Sayın Cumhurbaşkanı’nın bile kaygıyla izlediği bir gelişmeyi, bizim sükûnetle karşılamamız zaten beklenemez. Siyasi partisi, dünya görüşü, inancı, dili ve dini her ne olursa bir gazetecinin tutuklanması, o ülke insanının önemli bir kısmını vicdanen rahatsız edecektir. Çünkü bir gazetecinin tutuklanması, yalnızca o gazetecinin özgürlüğünün kısıtlanması değil, vatandaşların haber kaynağının da kısıtlanması anlamına gelecektir, tıpkı bugün ülkemizde tanık olduğumuz gibi…
Her fırsatta biz basın mensuplarının tarafsız olması gerektiğini vurgulayan, iktidarından muhalefetine tüm siyasi partilerden aynı tarafsızlığı şimdi de biz bekliyoruz.
Her şeyden öte; yaşayan tek basın kahramanımızın tutuklanması, İçişleri Bakanımız Sayın Beşir Atalay’ın dile getirdiği “Türkiye’deki basın özgürlüğü Amerika’dakinden daha fazla” söylemiyle tam bir tezatlık yaratmaktadır.

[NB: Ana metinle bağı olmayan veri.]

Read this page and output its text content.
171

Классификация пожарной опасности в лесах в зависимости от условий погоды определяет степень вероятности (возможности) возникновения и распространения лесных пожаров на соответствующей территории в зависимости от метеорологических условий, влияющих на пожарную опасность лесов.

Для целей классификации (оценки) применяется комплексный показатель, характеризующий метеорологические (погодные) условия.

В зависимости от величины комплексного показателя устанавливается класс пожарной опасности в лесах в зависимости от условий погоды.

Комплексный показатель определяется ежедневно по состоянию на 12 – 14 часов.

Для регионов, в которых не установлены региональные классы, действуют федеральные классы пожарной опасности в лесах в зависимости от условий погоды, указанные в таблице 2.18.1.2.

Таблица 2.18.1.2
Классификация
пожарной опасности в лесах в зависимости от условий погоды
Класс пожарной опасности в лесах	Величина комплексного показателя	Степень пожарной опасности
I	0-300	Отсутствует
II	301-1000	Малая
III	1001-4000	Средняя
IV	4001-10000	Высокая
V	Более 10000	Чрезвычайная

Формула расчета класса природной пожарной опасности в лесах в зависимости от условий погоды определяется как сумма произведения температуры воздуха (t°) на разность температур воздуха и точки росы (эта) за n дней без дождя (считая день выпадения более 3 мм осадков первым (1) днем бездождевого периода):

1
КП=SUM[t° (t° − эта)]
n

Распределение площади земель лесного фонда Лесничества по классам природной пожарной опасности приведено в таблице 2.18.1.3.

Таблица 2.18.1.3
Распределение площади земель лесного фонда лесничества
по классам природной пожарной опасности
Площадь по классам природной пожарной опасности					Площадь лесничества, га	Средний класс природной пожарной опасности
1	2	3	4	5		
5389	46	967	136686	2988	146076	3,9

En başta da ifade ettiğimiz gibi tek amacı; vatandaşlara doğru haberi ulaştırmak olan biz basın emekçileri, biz fikir işçileri, düşüncelerimizden ya da doğru habere ulaşmak için yaptığımız araştırmalardan dolayı tutuklanacaksak; bu mesleği icra etmemizin hiçbir anlamı kalmayacaktır.
Bu nedenle şu an tutuklu bulunan meslektaşlarımızın yeniden özgürlüklerine kavuşabilmesi için tüm yetkilileri üzerine düşeni yapmaya davet ederken, meslektaşlarımız serbest bırakılana kadar kaygımızın ve tepkimizin devam edeceğini tüm kamuoyunun bilmesini istiyoruz…” denildi.